Her ne kadar mahkemece kiracının hasarı öngöremeyeceği, kiraya verenin tamamen kusurlu olduğu gerekçesiyle hasar bedelinin tazmini yönünden davanın reddine karar verilmiş ise de, yukarıda da açıklandığı üzere kiracının da özenle kullanma ve kiralanandaki aksaklıkları kiraya verene bildirme yükümlülüğü bulunduğundan, Özel Daire bozma kararında da işaret edildiği üzere, mahkemece alınan bilirkişi raporu çerçevesinde değerlendirme yapılarak varılacak sonuca göre karar verilmesi gerekir.
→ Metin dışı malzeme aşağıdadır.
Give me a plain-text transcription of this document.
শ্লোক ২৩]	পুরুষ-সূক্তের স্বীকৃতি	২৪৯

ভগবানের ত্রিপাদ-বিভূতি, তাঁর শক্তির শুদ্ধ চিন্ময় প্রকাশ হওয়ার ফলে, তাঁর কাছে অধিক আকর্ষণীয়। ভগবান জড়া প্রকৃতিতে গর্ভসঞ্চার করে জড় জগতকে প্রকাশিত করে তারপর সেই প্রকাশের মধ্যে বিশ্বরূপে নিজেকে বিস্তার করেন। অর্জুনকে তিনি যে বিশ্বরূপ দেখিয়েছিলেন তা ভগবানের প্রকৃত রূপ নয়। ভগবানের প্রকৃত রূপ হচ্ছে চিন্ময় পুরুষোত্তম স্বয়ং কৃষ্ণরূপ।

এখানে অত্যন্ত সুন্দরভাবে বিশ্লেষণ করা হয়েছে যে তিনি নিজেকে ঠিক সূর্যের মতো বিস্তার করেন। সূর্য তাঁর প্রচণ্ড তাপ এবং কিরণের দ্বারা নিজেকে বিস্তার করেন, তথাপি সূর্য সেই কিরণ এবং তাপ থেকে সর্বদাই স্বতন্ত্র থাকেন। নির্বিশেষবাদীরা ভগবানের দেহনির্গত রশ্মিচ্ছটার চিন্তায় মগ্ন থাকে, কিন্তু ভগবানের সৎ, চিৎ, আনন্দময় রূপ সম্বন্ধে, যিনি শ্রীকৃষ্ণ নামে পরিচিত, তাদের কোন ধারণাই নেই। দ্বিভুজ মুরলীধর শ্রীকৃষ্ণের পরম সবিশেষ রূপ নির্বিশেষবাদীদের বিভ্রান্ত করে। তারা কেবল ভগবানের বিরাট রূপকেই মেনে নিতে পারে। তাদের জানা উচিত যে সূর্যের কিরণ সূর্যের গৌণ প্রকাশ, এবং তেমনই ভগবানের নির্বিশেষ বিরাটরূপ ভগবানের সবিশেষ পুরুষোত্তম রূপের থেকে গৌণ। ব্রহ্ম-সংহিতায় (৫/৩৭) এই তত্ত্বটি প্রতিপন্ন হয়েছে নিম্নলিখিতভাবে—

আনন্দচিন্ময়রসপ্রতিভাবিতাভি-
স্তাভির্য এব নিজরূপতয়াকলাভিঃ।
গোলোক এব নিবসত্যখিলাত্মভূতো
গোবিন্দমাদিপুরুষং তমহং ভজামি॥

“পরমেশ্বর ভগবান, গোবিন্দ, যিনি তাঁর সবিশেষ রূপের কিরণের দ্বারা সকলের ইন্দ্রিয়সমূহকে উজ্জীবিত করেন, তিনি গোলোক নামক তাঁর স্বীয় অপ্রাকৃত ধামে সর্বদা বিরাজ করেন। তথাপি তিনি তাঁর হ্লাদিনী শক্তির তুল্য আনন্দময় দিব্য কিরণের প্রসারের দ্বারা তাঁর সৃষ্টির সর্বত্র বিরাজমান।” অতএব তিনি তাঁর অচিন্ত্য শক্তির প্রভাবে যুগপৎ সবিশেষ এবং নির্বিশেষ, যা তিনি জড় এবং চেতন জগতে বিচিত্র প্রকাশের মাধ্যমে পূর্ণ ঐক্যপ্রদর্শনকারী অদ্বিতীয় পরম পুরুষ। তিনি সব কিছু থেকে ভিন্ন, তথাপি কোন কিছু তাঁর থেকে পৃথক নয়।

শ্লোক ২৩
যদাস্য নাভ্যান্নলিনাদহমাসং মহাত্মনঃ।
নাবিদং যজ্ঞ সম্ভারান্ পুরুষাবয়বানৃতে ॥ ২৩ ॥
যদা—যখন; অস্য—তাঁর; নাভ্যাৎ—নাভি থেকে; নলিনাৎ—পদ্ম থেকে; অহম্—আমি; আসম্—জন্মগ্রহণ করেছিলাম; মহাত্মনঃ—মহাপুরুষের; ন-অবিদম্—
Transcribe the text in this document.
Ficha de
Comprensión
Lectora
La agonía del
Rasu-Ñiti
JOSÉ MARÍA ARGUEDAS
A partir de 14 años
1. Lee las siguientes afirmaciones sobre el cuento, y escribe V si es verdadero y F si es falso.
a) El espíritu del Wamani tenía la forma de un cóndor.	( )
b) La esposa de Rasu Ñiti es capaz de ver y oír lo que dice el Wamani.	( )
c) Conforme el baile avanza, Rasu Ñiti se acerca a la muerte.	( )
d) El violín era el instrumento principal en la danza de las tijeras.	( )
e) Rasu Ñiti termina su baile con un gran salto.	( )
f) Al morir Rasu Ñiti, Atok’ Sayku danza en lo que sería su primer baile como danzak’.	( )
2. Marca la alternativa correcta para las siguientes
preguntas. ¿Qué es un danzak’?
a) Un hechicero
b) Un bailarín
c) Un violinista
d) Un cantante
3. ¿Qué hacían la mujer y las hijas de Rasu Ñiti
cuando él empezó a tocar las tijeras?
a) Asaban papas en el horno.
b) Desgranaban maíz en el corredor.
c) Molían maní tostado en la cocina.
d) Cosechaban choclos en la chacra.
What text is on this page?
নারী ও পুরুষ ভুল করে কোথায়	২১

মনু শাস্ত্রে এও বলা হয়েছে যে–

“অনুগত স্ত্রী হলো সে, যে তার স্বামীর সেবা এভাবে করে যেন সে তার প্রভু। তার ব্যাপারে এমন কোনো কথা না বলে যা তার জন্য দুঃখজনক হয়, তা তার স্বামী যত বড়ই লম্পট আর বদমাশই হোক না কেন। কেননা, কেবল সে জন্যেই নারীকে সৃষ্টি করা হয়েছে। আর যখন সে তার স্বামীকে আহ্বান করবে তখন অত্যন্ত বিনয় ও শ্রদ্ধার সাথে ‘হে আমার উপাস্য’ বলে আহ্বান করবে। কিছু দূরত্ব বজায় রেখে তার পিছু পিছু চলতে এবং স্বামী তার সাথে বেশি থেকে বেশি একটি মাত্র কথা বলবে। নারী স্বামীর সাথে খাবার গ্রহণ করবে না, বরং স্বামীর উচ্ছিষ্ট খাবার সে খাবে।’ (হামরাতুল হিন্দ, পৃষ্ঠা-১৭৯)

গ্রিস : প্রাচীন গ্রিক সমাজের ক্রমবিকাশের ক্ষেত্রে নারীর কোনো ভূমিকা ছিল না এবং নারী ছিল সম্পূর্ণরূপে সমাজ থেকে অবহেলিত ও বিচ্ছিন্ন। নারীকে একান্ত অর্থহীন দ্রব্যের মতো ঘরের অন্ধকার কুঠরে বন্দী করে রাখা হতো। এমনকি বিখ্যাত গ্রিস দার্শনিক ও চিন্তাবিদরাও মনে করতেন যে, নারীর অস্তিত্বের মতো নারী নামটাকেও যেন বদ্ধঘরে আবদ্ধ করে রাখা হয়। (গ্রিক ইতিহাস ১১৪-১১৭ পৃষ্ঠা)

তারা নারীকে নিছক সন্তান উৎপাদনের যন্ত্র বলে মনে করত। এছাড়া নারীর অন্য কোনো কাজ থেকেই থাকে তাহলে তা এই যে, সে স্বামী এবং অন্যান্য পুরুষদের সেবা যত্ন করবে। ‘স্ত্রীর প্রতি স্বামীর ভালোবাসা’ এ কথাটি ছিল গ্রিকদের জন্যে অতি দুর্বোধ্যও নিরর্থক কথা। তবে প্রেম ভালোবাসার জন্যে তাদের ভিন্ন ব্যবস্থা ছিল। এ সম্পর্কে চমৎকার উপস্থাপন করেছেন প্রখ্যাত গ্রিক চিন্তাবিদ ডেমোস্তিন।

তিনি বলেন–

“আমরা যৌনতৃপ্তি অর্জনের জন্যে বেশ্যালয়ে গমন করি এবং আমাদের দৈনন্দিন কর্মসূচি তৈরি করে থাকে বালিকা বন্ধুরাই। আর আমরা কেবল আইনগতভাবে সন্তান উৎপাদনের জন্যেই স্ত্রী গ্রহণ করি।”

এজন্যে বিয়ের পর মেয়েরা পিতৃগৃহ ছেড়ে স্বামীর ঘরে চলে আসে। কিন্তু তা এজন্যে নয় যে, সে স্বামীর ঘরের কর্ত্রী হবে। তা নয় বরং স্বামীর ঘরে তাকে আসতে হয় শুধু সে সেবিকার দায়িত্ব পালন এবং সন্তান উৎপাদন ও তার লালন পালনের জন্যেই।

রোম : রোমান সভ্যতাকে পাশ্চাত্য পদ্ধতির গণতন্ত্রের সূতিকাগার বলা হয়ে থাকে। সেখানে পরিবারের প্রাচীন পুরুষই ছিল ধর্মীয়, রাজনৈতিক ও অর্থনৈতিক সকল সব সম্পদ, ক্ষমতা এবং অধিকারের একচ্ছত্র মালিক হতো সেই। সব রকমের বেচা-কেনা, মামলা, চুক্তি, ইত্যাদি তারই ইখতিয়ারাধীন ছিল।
Hukuk Genel Kurulunda yapılan görüşmeler sırasında; kiraya verenin kiralananı kullanıma uygun şekilde bulundurmakla yükümlü olduğu, kiraya verenin kusurunun daha fazla olduğu, direnme kararının değişik gerekçeyle bozulması gerektiği görüşü ile kusur sorumluluğunun tespitini bilirkişinin değil mahkemenin yapması gerektiği, mahkemece de belirtildiği üzere kiracının sorumluluğunun olmadığı, bu nedenle direnme kararının onanması gerektiği görüşü ileri sürülmüş ise de bu görüşler Kurul çoğunluğu tarafından benimsenmemiştir.
Hâl böyle olunca, Mahkemece Hukuk Genel Kurulunca da benimsenen Özel Daire bozma kararına uyulması gerekirken önceki kararda direnilmesi usul ve yasaya aykırıdır.
Diğer taraftan, dava tarihi 29.12.2014 olduğu hâlde direnme kararının başlık kısmında 02.05.2017 olarak hatalı yazılmış ise de bu durum mahallinde düzeltilebilir maddi hata niteliğinde olduğundan ayrıca bozma nedeni yapılmamıştır.
Bu nedenle direnme kararı bozulmalıdır.”